Lewis B. Patten (1915-1981), began his writing career in the 1940s. His first novel, “Massacre at White River”, was published in 1952. It was the first of more than 90 western novels, three of which won Golden Spur Awards. “Vengeance Rider”, the subject of this review, was originally published by Berkley Medallion in 1962. Since then the novel has been reprinted multiple times with different covers.
Despite the lack of witnesses or evidence, rancher Ross Logan was convicted of killing his wife Ruth. Logan was sentenced to 15 hard years in prison. In Patten's opening pages, Logan is released from confinement after serving his full sentence. From high atop Cheyenne Ridge, Logan looks down at his condemner, the small town of Vail and what was originally his sprawling Horseshoe Ranch. He is determined to locate Ruth's killer and seek redemption from his former friends and peers. But as we quickly learn, the town has no interest in Logan's proclamation of innocence. They have simply moved on.
Out of money, food and supplies, Logan goes to work for the new operator of Horseshoe Ranch, a brutal man named Caine. Smitten with Caine's much younger wife, Lily, Logan begins earning just enough money and food to bide some free time to investigate Ruth's murder. Patten's panel of suspects seems promising: town founder Tobias Vail, judge Millburn and Logan's longtime friend Phil – all who have vested interests in Horseshoe Ranch.

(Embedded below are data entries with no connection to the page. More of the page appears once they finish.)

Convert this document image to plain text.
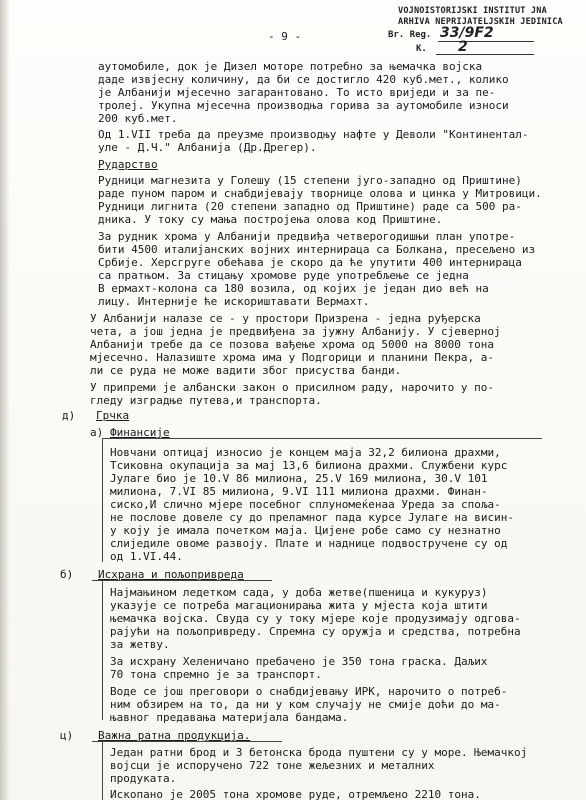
VOJNOISTORIJSKI INSTITUT JNA
ARHIVA NEPRIJATELJSKIH JEDINICA
Br. Reg. 33/9F2
K. 2
- 9 -
аутомобиле, док је Дизел моторе потребно за њемачка војска
даде извјесну количину, да би се достигло 420 куб.мет., колико
је Албанији мјесечно загарантовано. То исто вриједи и за пе-
тролеј. Укупна мјесечна производња горива за аутомобиле износи
200 куб.мет.
Од 1.VII треба да преузме производњу нафте у Деволи "Континентал-
уле - Д.Ч." Албанија (Др.Дрегер).
Рударство
Рудници магнезита у Голешу (15 степени југо-западно од Приштине)
раде пуном паром и снабдијевају творнице олова и цинка у Митровици.
Рудници лигнита (20 степени западно од Приштине) раде са 500 ра-
дника. У току су мања постројења олова код Приштине.
За рудник хрома у Албанији предвиђа четверогодишњи план употре-
бити 4500 италијанских војних интернираца са Болкана, пресељено из
Србије. Херсгруге обећава је скоро да ће упутити 400 интернираца
са пратњом. За стицању хромове руде употребљење се једна
В ермахт-колона са 180 возила, од којих је један дио већ на
лицу. Интерније ће искориштавати Вермахт.
У Албанији налазе се - у простори Призрена - једна руђерска
чета, а још једна је предвиђена за јужну Албанију. У сјеверној
Албанији требе да се позова вађење хрома од 5000 на 8000 тона
мјесечно. Налазиште хрома има у Подгорици и планини Пекра, а-
ли се руда не може вадити због присуства банди.
У припреми је албански закон о присилном раду, нарочито у по-
гледу изградње путева,и транспорта.
д) Грчка
а) Финансије
Новчани оптицај износио је концем маја 32,2 билиона драхми,
Тсиковна окупација за мај 13,6 билиона драхми. Службени курс
Јулаге био је 10.V 86 милиона, 25.V 169 милиона, 30.V 101
милиона, 7.VI 85 милиона, 9.VI 111 милиона драхми. Финан-
сиско,И слично мјере посебног сплуномеќенаа Уреда за споља-
не послове довеле су до преламног пада курсе Јулаге на висин-
у коју је имала почетком маја. Цијене робе само су незнатно
слиједиле овоме развоју. Плате и наднице подвостручене су од
од 1.VI.44.
б) Исхрана и пољопривреда
Најмањином ледетком сада, у доба жетве(пшеница и кукуруз)
указује се потреба магационирања жита у мјеста која штити
њемачка војска. Свуда су у току мјере које продузимају одгова-
рајући на пољопривреду. Спремна су оружја и средства, потребна
за жетву.
За исхрану Хеленичано пребачено је 350 тона граска. Даљих
70 тона спремно је за транспорт.
Воде се још преговори о снабдијевању ИРК, нарочито о потреб-
ним обзирем на то, да ни у ком случају не смије доћи до ма-
њавног предавања материјала бандама.
ц) Важна ратна продукција.
Један ратни брод и 3 бетонска брода пуштени су у море. Њемачкој
војсци је испоручено 722 тоне жељезних и металних
продуката.
Ископано је 2005 тона хромове руде, отремљено 2210 тона.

The most likely suspect is Millburn, who was Logan's attorney 15-years ago. After Logan's conviction, Millburn sold the neglected Horseshoe Ranch cheaply to Caine to raise enough money for Logan's legal fees. But, after investigating the books, Logan learns that Millburn had Caine quickly sell the ranch back to him. Could Millburn have set the whole thing up to acquire the ranch for pennies on the dollar?
Determined to prove Millburn is the culprit, Logan begins to connect the dots while secretly meeting with Lily. Soon, Logan finds that's he's under arrest for yet another murder – Caine's! On the run from a posse and the law, Logan now must find who has killed Ruth and Caine or face the gallows.
I can never provide enough praise for Lewis B. Patten. I've now read a handful of his western novels and all of them have been top notch. While never overly violent, Patten is a bit more subdued with “Vengeance Rider”. Here, the author uses a popular crime fiction element – the convicted defending their innocence – and places it in the harsh American West. Brimming with fights, romance and the thrill of the chase, Patten's “Vengeance Rider” works exceptionally well as both a western and a crime novel. Read it, you'll love it!